Bilimsel bilgi gibi bilimin doğası da geçici bir yapıya sahiptir. Çünkü bilimin doğası bilimsel bilgi ile paraleldir. Bilimin doğasının öğretimi ve öğrenimi üzerine araştırma yapanlar için çok can sıkıcı bir durumlardan birisi bilimin doğasının hareketli bir hedef olabilmesidir (Aslan, 2009).

(27)

2.1.3. Bilimin Doğasının Özellikleri ve Temel Kavramlar

Bilimin doğası açıklanırken, bilimsel bilginin sürekli olarak gelişmesine ve değişmesine dikkat çekilerek bilimin doğasının sahip olduğu bir takım özellikler vurgulanmaktadır. Lederman ve diğerleri’nin (2002), bilimin doğasına ait özellikler hakkındaki görüşleri aşağıdaki gibi açıklanmıştır (Ayar, 2007; Muşlu, 2008; Doğan ve diğerleri, 2009; Altındağ, 2010; Arı, 2010).

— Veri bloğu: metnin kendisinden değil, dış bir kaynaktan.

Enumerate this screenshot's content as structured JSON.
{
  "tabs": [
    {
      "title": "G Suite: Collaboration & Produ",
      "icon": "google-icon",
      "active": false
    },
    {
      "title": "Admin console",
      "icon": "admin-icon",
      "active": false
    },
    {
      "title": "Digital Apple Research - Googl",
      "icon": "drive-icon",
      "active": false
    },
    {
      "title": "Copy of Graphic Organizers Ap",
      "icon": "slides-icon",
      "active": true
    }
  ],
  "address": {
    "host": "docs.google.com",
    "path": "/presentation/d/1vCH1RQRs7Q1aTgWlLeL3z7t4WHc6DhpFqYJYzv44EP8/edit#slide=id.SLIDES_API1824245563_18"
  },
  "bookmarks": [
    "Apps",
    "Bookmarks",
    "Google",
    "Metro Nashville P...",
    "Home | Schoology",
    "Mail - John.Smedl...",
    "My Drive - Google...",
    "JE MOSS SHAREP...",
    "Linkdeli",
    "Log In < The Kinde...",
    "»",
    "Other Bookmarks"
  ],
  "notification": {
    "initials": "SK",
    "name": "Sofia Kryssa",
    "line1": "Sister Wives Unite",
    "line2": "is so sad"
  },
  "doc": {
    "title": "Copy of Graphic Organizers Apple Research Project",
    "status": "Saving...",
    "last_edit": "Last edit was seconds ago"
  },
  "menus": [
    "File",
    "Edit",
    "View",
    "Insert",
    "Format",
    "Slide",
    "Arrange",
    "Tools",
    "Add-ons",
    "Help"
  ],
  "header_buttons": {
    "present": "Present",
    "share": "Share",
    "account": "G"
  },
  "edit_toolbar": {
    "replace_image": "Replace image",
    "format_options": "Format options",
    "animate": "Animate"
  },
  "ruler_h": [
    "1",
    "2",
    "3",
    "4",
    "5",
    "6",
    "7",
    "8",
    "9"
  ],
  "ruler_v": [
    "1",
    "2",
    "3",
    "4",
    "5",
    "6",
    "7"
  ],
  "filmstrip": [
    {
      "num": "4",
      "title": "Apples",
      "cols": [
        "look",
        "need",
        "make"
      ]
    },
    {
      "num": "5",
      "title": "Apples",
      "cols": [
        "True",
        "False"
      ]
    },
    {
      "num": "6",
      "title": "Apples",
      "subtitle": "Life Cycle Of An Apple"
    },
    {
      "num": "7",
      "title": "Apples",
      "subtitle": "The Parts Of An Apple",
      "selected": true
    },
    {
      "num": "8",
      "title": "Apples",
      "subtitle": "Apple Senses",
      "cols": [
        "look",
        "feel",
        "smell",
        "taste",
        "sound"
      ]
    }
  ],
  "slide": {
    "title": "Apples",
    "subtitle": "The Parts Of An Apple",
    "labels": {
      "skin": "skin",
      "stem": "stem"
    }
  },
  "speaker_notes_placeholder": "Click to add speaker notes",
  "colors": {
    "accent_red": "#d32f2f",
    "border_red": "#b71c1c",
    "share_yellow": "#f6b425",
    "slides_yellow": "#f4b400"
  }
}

1. Bilimsel Bilginin Değişebilir Doğası: Bilimsel bilginin yeni yapılan gözlemlerle ve var olan gözlemlerin yeniden yorumlanmasıyla değişebileceği belirtilmiştir. Güvenilir ve uzun süreli olan bilimsel bilginin tam doğru ya da kesin olmadığı, teorileri, yasaları, kanıtları içeren bilimin yeni teknolojik gelişmelerle yeniden yorumlanıp değişebileceği vurgulanmıştır. İçinde bulunduğu toplumun sosyal ve kültürel alanından etkilenebilen bilimin ve bilimsel bilginin, bilimin değişmesini etkileyeceğine değinilmiştir (Doğan ve diğerleri, 2009).

2. Bilimsel Bilginin Deneysel Doğası: Bilimsel bilginin dünyadaki gözlemlere ya da doğal dünyanın gözlenmesine bağlı olduğu belirtilmiştir. Yapılan bu gözlemlerle hipotez, teori, kanun gibi bilimsel sonuçlara ulaşılabileceğine değinilmiştir. Bilim insanlarının deneyler yaparak bu deneylerin sonuçları doğrultusunda çıkarımlar elde edip geçerli ve güvenilir bilgilere ulaşabilecekleri vurgulanmıştır (Muşlu, 2008).

3. Bilimsel Bilginin Öznel Doğası: Bugüne kadar kabul edilen bilimsel teori ve yasalardan etkilenerek bilim ilerlediği belirtilmiştir. Elde dilen verilerin yeniden düzenlenmesi, araştırılması, soruların gelişmesi bilimsel bilgilerin değişmesine ve bilimin ilerlemesine katkıda bulunacağı vurgulanmıştır. Elde edilen ilk kanıtların, yeni bakış açılarıyla düzenlenmesi, bilimin ilerlemesi ve tutarlı olması için bilimde değişikliklere yol açacağına değinilmiştir. Bilim insanının kişiselliği yani değerleri, inançları, bakış açısı, tecrübeleri çalışmalarını nasıl yönlendireceğini belirleyen noktalar olduğu vurgulanmıştır (Arı, 2010).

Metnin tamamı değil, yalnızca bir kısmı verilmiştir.